Activity 2
Objectives: Supervised Classification for two experimental groups
Data:
- TCGA_265_mod_gene_LUSC_train.txt: RNA-Seq data of Lung squamous cell carcinoma (LUSC) samples taken from The Cancer Genome Atlas (TCGA) data portal. Contains 11 Normal and 150 Tumor samples. NOTE: It is always recommended to use balanced sample size to avoid biased training.
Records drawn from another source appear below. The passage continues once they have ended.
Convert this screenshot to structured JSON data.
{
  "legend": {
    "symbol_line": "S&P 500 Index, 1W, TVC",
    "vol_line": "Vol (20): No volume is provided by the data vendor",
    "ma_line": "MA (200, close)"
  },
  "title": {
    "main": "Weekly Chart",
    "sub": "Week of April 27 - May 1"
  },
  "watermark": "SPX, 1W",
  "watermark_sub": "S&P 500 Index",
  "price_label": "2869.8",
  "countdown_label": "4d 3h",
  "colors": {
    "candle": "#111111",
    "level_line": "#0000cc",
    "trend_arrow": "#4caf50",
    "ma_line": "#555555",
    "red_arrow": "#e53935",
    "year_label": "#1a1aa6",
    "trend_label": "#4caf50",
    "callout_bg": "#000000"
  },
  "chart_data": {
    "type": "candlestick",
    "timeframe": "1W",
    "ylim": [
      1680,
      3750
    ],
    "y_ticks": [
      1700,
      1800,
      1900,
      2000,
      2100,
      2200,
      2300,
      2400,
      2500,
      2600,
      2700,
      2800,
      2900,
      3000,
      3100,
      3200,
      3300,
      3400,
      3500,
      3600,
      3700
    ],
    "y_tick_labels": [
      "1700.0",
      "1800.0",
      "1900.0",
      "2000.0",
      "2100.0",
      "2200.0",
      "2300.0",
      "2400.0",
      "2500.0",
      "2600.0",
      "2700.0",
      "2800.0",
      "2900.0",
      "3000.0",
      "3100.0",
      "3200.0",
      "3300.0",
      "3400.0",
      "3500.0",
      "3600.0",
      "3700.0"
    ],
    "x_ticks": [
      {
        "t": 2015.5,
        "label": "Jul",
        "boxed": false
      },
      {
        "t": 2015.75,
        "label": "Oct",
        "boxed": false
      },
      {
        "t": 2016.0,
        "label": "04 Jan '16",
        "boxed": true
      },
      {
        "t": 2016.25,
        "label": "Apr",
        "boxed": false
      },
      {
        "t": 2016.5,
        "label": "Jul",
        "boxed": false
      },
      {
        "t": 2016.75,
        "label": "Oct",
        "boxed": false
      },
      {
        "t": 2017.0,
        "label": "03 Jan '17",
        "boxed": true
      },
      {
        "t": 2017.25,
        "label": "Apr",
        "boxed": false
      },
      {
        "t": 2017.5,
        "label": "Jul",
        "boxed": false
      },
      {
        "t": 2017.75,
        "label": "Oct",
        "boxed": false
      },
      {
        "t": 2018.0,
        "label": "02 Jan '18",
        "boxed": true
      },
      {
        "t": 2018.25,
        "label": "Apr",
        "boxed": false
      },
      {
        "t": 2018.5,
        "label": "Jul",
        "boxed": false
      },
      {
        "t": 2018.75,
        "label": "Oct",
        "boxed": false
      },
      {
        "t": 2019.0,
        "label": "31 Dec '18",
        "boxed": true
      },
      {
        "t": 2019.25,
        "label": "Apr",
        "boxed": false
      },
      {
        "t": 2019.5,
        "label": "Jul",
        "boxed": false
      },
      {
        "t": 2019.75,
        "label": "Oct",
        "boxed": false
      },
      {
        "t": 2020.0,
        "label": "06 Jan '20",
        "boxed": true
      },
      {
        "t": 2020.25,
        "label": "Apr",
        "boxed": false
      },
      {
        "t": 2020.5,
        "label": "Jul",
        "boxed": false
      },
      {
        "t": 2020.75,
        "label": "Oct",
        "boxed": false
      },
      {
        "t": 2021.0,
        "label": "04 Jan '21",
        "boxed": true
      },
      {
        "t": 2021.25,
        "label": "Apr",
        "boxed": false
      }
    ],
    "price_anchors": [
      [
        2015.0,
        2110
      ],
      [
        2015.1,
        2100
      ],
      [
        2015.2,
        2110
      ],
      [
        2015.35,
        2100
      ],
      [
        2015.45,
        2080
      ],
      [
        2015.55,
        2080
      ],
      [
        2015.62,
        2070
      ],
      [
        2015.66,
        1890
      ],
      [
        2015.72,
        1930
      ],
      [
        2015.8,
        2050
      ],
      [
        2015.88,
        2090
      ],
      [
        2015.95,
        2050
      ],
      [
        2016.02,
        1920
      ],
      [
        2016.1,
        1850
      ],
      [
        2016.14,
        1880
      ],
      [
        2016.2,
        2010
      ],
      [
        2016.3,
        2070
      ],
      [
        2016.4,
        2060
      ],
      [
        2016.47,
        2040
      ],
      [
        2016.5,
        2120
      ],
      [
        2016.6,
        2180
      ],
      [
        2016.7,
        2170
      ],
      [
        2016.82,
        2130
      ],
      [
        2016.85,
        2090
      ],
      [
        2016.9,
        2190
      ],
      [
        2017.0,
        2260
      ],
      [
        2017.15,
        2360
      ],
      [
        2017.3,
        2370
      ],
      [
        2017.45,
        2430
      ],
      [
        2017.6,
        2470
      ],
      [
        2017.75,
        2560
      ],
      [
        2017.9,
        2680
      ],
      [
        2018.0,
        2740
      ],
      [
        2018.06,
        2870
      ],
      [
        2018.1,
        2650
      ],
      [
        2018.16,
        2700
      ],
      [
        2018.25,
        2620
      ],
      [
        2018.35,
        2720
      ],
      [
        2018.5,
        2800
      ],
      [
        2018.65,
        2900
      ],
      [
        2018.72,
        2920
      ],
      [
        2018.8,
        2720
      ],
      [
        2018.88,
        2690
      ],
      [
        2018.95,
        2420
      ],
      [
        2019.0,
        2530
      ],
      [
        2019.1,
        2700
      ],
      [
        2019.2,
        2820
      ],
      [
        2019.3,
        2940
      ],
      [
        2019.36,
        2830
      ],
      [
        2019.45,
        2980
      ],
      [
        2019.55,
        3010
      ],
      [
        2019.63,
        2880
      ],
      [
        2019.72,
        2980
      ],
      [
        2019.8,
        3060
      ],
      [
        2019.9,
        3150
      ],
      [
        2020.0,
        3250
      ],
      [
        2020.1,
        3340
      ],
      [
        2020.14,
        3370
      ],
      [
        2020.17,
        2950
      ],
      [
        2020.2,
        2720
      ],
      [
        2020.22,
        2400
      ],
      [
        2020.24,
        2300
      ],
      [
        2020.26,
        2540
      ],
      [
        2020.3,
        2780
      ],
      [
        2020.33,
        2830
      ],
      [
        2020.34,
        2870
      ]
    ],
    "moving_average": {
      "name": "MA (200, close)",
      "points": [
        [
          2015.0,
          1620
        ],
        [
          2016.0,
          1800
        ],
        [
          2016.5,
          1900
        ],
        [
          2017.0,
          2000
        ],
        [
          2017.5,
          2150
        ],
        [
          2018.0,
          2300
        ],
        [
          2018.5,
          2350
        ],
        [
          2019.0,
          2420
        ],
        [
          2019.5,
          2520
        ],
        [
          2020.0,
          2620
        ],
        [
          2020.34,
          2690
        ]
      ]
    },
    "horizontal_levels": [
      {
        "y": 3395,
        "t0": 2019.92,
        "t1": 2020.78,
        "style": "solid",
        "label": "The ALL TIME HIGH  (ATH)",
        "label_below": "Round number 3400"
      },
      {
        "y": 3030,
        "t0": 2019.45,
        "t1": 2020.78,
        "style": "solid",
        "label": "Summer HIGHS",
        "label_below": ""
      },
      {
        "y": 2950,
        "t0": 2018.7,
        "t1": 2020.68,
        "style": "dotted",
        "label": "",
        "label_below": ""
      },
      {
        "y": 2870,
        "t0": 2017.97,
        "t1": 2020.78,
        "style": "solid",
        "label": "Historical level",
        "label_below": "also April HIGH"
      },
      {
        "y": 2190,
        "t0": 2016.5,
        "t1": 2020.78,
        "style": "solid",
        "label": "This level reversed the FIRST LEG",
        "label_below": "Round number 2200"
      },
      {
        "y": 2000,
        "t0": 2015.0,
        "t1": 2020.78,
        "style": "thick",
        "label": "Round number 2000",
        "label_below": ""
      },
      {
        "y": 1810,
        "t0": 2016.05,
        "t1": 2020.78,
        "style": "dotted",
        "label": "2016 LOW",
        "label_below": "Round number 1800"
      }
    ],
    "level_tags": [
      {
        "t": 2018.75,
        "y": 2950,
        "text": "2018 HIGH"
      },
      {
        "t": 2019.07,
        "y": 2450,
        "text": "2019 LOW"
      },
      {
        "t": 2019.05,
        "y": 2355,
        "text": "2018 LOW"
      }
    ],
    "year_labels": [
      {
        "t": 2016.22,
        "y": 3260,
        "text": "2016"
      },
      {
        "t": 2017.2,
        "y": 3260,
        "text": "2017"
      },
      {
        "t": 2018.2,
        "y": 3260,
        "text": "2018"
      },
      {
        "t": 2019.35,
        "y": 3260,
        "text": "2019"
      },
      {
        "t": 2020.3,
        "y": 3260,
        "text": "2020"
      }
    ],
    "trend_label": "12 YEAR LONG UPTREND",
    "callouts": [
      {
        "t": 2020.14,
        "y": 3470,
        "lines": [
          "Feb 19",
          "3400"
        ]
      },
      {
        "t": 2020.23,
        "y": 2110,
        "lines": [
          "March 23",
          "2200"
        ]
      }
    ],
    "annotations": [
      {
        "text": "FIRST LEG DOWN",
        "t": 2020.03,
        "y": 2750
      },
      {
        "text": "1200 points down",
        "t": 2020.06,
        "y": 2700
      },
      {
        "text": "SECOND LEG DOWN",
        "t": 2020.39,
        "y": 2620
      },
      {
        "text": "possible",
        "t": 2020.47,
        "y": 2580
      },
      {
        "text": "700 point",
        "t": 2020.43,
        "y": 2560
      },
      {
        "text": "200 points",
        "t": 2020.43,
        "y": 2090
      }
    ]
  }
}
- TCGA_265_mod_gene_LUSC_test.txt: RNA-Seq data of Lung squamous cell carcinoma (LUSC) samples taken from The Cancer Genome Atlas (TCGA) data portal. Contains 6 Normal and 75 Tumor samples.
Workflow + questions:
- Explore both files from a text editor:
- How many genes and samples are there for each file?
- Any specific detail about headers?
- Upload your files to Babelomics 5.0. Go to section Expression > Class Prediction
- Select these parameters:
- SVM, KNN and Random Forest
- Leave-one-out for error estimation
- Correlation-based Feature Selection (CFS)
- Download test_result.txt and answer these questions:
- Which supervised classification method(s) works better?
- How many genes were used for the prediction?
- Are the selected genes same for all methods?